Before the policy shift, export restrictions were frequently used to stabilise domestic prices and secure mealie meal supply.
This limited formal trade flows despite strong regional demand, particularly from deficit markets such as the Democratic Republic of Congo.
For the feed industry, maize availability has historically been volatile.
In drought years like 2023/24, production fell to 1.5 million tonnes, creating deficits exceeding 2 million tonnes and tightening supply for both feed millers and food processors.
Market outlook
The removal of export controls is likely to reprice maize across the value chain.
With a current surplus of over 500,000 tonnes, Zambia is expected to increase formal exports, improving price discovery and reducing informal cross-border trade.
This creates a dual impact for the feed sector.
On the one hand, higher export parity prices could raise domestic maize prices, increasing feed production costs for poultry and livestock producers.
On the other hand, improved market access may incentivise higher production in future seasons, stabilising long-term supply.
Maize allocation remains heavily skewed toward human consumption.
Historical data show over 1.5 million tonnes are required annually for food, with additional volumes directed to industry, including feed and brewing.
Mealie meal remains central to the economy.

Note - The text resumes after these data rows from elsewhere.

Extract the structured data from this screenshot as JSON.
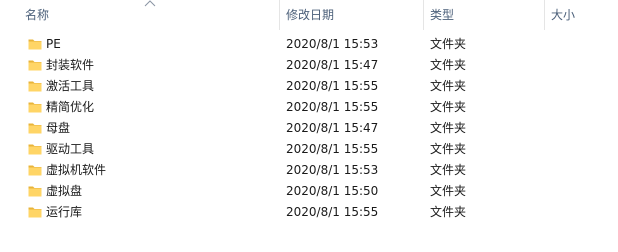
{
  "columns": {
    "name": "名称",
    "date_modified": "修改日期",
    "type": "类型",
    "size": "大小"
  },
  "sort": {
    "column": "name",
    "direction": "ascending"
  },
  "files": [
    {
      "name": "PE",
      "date_modified": "2020/8/1 15:53",
      "type": "文件夹"
    },
    {
      "name": "封装软件",
      "date_modified": "2020/8/1 15:47",
      "type": "文件夹"
    },
    {
      "name": "激活工具",
      "date_modified": "2020/8/1 15:55",
      "type": "文件夹"
    },
    {
      "name": "精简优化",
      "date_modified": "2020/8/1 15:55",
      "type": "文件夹"
    },
    {
      "name": "母盘",
      "date_modified": "2020/8/1 15:47",
      "type": "文件夹"
    },
    {
      "name": "驱动工具",
      "date_modified": "2020/8/1 15:55",
      "type": "文件夹"
    },
    {
      "name": "虚拟机软件",
      "date_modified": "2020/8/1 15:53",
      "type": "文件夹"
    },
    {
      "name": "虚拟盘",
      "date_modified": "2020/8/1 15:50",
      "type": "文件夹"
    },
    {
      "name": "运行库",
      "date_modified": "2020/8/1 15:55",
      "type": "文件夹"
    }
  ],
  "icons": {
    "folder": "folder-icon",
    "sort": "sort-ascending-icon"
  },
  "colors": {
    "header_text": "#4c607a",
    "folder_body": "#ffd566",
    "folder_tab": "#e8b43a",
    "divider": "#e5e5e5"
  }
}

Per capita maize consumption exceeds 100 kg annually, with most of it milled into meal for household use, underscoring the political sensitivity of maize pricing.
Agriculture contributes about 2.7% to GDP but employs the majority of the population, reinforcing maize’s role as both an economic and social commodity.
Exporters will be required to obtain permits through the Zambia Electronic Single Window platform, a digital trade facilitation system designed to streamline documentation and compliance.
Zambia has previously imposed and lifted maize export restrictions in response to production levels and inflationary pressures.
Such controls are common across the region, where governments often intervene to protect domestic food supplies amid climate variability and price volatility.
The extent of impact will depend on how export volumes evolve relative to domestic demand and how consistently the government maintains an open trade policy.